A spokesman for the special counsel has declined to comment on the timing of the final report. On Thursday, spokesman Peter Carr also declined to describe the Mueller team’s interactions with the president’s lawyers.
The approaching end of the investigation has been anticipated for weeks, accelerating last month when then-acting Attorney General Matthew Whitaker said that the inquiry was “close to being completed.”
The statement by Whitaker, who had been overseeing the investigation since he was elevated to the temporary post in November, marked the first time anyone familiar with its inner workings had offered even a hint in public of its likely trajectory. He did not elaborate.
With reports swirling Wednesday that Mueller’s report to Barr was expected within days, Trump said he would defer to his new attorney general on whether the report should be made public.
Trump told reporters that decision was “totally up to” Barr.
Justice officials declined to discuss the matter.
Justice Department rules require that Mueller submit a confidential report to the attorney general when his work is done.
According to the rules, the confidential report must explain why he filed the charges he did and why he might have declined to bring charges against others. It would then be up to the attorney general to provide a summary of the report to submit to Congress.

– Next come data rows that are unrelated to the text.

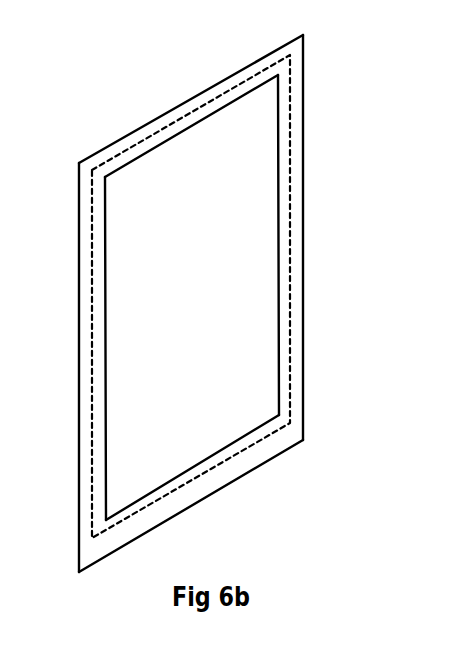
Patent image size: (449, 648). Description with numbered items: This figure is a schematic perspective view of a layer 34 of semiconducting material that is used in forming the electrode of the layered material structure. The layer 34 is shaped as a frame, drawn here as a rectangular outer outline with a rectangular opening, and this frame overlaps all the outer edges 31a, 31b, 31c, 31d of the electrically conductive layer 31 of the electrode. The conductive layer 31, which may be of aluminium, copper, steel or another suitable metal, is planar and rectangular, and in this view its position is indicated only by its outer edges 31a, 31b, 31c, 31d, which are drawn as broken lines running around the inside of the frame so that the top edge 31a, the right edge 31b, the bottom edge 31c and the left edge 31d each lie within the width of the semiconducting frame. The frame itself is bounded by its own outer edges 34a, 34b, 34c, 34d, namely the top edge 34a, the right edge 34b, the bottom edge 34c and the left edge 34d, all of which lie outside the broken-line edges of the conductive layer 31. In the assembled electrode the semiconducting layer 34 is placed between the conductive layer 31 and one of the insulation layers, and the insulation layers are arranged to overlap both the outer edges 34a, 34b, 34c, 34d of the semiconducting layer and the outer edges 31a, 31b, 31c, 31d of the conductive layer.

The electrically conductive layer 31 is at (221, 297).
The outer edge of the conductive layer 31a is at (132, 150).
The outer edge of the conductive layer 31b is at (290, 194).
The outer edge of the conductive layer 31c is at (195, 472).
The outer edge of the conductive layer 31d is at (93, 370).
The layer of semiconducting material 34 is at (195, 302).
The outer edge of the semiconducting layer 34a is at (185, 100).
The outer edge of the semiconducting layer 34b is at (305, 348).
The outer edge of the semiconducting layer 34c is at (235, 478).
The outer edge of the semiconducting layer 34d is at (78, 343).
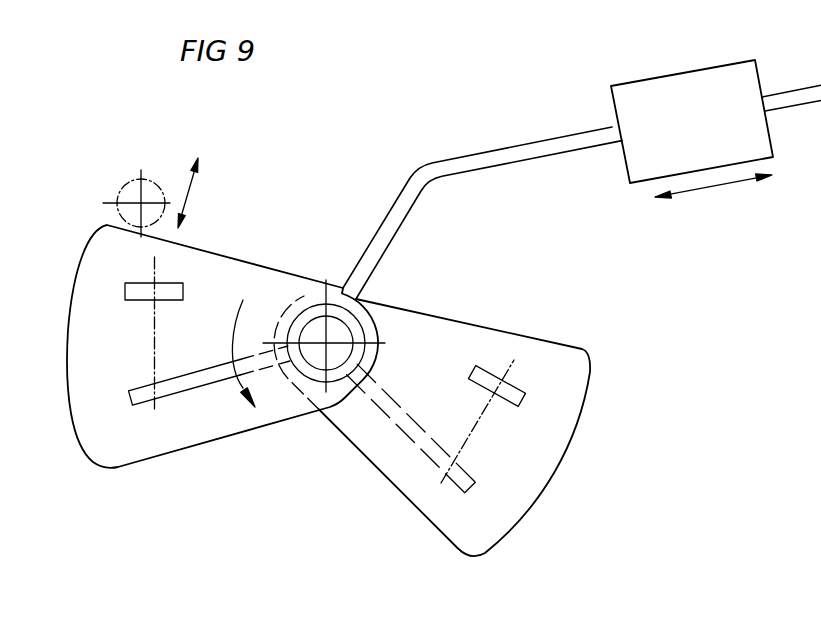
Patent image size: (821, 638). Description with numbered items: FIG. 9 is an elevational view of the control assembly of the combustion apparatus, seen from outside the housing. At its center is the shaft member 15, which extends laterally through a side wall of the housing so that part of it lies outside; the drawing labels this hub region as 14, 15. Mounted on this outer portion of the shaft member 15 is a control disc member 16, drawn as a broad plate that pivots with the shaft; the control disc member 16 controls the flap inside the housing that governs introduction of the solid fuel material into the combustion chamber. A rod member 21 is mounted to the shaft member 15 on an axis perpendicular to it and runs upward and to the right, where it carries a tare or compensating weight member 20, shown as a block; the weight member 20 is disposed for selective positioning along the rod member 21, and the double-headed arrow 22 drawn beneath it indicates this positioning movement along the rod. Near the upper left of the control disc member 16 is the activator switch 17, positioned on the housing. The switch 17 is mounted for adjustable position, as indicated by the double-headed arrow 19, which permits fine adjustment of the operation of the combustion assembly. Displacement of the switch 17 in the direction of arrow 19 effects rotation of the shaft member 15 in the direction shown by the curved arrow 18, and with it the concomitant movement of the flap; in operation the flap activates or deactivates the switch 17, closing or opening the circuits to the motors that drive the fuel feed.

The hub shaft 14 is at (319, 330).
The shaft member 15 is at (326, 290).
The control disc member 16 is at (192, 430).
The activator switch 17 is at (135, 190).
The arrow 18 is at (238, 354).
The arrow 19 is at (189, 193).
The tare or compensating weight member 20 is at (692, 83).
The rod member 21 is at (510, 147).
The stroke direction arrow 22 is at (713, 188).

Barr, however, has cast doubt on what part of the document, if any, would be released to the public.
During his Senate confirmation hearing last month, Barr told lawmakers he couldn’t commit to releasing Mueller’s report in full. Neither was he clear on whether he would permit Mueller to testify to Congress about his work. He said he wanted to be transparent about Mueller’s findings but offered few details.
“Where judgments are to be made by me, I will make those judgments based solely on the law and department policy and will let no personal, political or other improper interests influence my decision,” Barr told the Senate panel.
More: William Barr sworn in as attorney general, takes charge of investigations of the president
More: Robert Mueller has spent two years investigating Trump, and he hasn’t said a word. It’s possible he never will.
While he believes that Trump remains “a subject” of Mueller’s investigation, Giuliani said he has “never been told” that the president is a target of the inquiry.
Trump provided written responses to questions from Mueller’s team, but Giuliani believes that exchange is over.
“We are not going to consider any more questions,” Giuliani said. “There is no subject that they (investigators) don’t now have a complete picture of.”